Here's a C# example:

using System;
using System.Security.Cryptography.X509Certificates;

namespace Sample
{
class Program
{
    static void Main(string[] args)
    {
        string base64EncodedX509 =
            "MIICBzCCAXCgAwIBAgIES6KlazANBgkqhkiG9w0BAQUFADBIMQswCQYDVQQGEwJVUzELMAkGA1UECBMCUkkxFTATBgNVBAcTDE5hcnJhZ2Fuc2V0dDEVMBMGA1UEAxMMQ29saW4gTydEZWxsMB4XDTEwMDMxODIyMTI1OVoXDTQ1MDMwOTIyMTI1OVowSDELMAkGA1UEBhMCVVMxCzAJBgNVBAgTAlJJMRUwEwYDVQQHEwxOYXJyYWdhbnNldHQxFTATBgNVBAMTDENvbGluIE8nRGVsbDCBnzANBgkqhkiG9w0BAQEFAAOBjQAwgYkCgYEAmPetcBW+ITURXY0LsI2ZfgM3R7K2kwicgpd0W+BYAXQBh76SXyN9MYvtfnUY3SNz37FW/lDQgAO3pbhEFqGwfADh2ctXlYmlE9DtcRQw0ojGVPIDlWBX+9IUxyL/89CPaN84R/1lvdosco4V0BqQYR300S9ZwmwFA2Vh9hSUZmsCAwEAATANBgkqhkiG9w0BAQUFAAOBgQBezKu4G11Z68NTPIBro8xsnbkdYxObzW7BsSr6t9MS5x6EQVs75R/nnKrsMcQ+9ImdT940jhQgZT3ZrYla5VhdbelxnLhBVbJfBdipV3Hv2bG7MnXzFqHYwQqYp+UrP8zWm1YHQf5I/P9VBjlkgwFyNKr0TxP4t/qS08oGX2wvZg==";
        var rawBytes = Convert.FromBase64String(base64EncodedX509);

        X509Certificate cert = new X509Certificate(rawBytes);

        // Parse the distinguished name to get your desired fields

        Console.WriteLine(cert.Subject); // writes CN=Colin O'Dell, L=Narragansett, S=RI, C=US
        Console.WriteLine(cert.Issuer);  // writes CN=Colin O'Dell, L=Narragansett, S=RI, C=US
    }
}
}

Answer 2

The "binary pubkey files produced by this" is an X.509 certificate.

Just about any platform has support for reading X.509 certificates, and creating a structure from them, from which you can reliably extract the "subject name," and often extended information that includes an email address or host name.

For example, if you have OpenSSL installed, use the following command:

openssl x509 -text -noout -inform der -in <yourfilehere>

You can extract specific fields with additional options.
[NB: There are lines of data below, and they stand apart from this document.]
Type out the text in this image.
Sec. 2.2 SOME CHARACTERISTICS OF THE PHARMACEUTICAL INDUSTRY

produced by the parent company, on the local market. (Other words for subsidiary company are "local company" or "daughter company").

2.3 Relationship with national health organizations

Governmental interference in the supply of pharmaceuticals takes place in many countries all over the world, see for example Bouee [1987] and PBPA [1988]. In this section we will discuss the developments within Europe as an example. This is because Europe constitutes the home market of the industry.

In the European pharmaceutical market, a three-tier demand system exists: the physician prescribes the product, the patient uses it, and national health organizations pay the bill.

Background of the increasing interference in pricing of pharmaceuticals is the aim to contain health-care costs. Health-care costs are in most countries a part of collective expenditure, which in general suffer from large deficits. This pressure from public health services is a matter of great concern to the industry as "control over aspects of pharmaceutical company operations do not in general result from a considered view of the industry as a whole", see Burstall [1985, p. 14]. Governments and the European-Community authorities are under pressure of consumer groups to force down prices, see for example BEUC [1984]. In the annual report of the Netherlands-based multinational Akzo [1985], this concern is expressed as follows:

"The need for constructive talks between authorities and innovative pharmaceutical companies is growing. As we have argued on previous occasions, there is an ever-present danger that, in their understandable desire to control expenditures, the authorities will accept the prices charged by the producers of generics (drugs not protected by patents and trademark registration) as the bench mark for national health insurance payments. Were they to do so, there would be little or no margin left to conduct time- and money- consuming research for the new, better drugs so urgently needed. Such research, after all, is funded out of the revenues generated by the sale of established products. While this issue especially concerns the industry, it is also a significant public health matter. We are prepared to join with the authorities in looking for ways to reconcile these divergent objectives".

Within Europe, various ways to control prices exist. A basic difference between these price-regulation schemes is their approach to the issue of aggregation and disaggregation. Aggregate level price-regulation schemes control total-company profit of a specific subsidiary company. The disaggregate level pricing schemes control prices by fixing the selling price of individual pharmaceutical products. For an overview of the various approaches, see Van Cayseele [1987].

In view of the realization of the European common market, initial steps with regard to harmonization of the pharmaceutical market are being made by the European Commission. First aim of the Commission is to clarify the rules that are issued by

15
For example, adding -subject yields:

subject= /C=US/ST=RI/L=Narragansett/CN=Colin O'Dell

Answer 3

In php, I am not sure but maybe this function could be your friend. There is a whole section of ssl related functions that could come in handy if you are playing with certificates.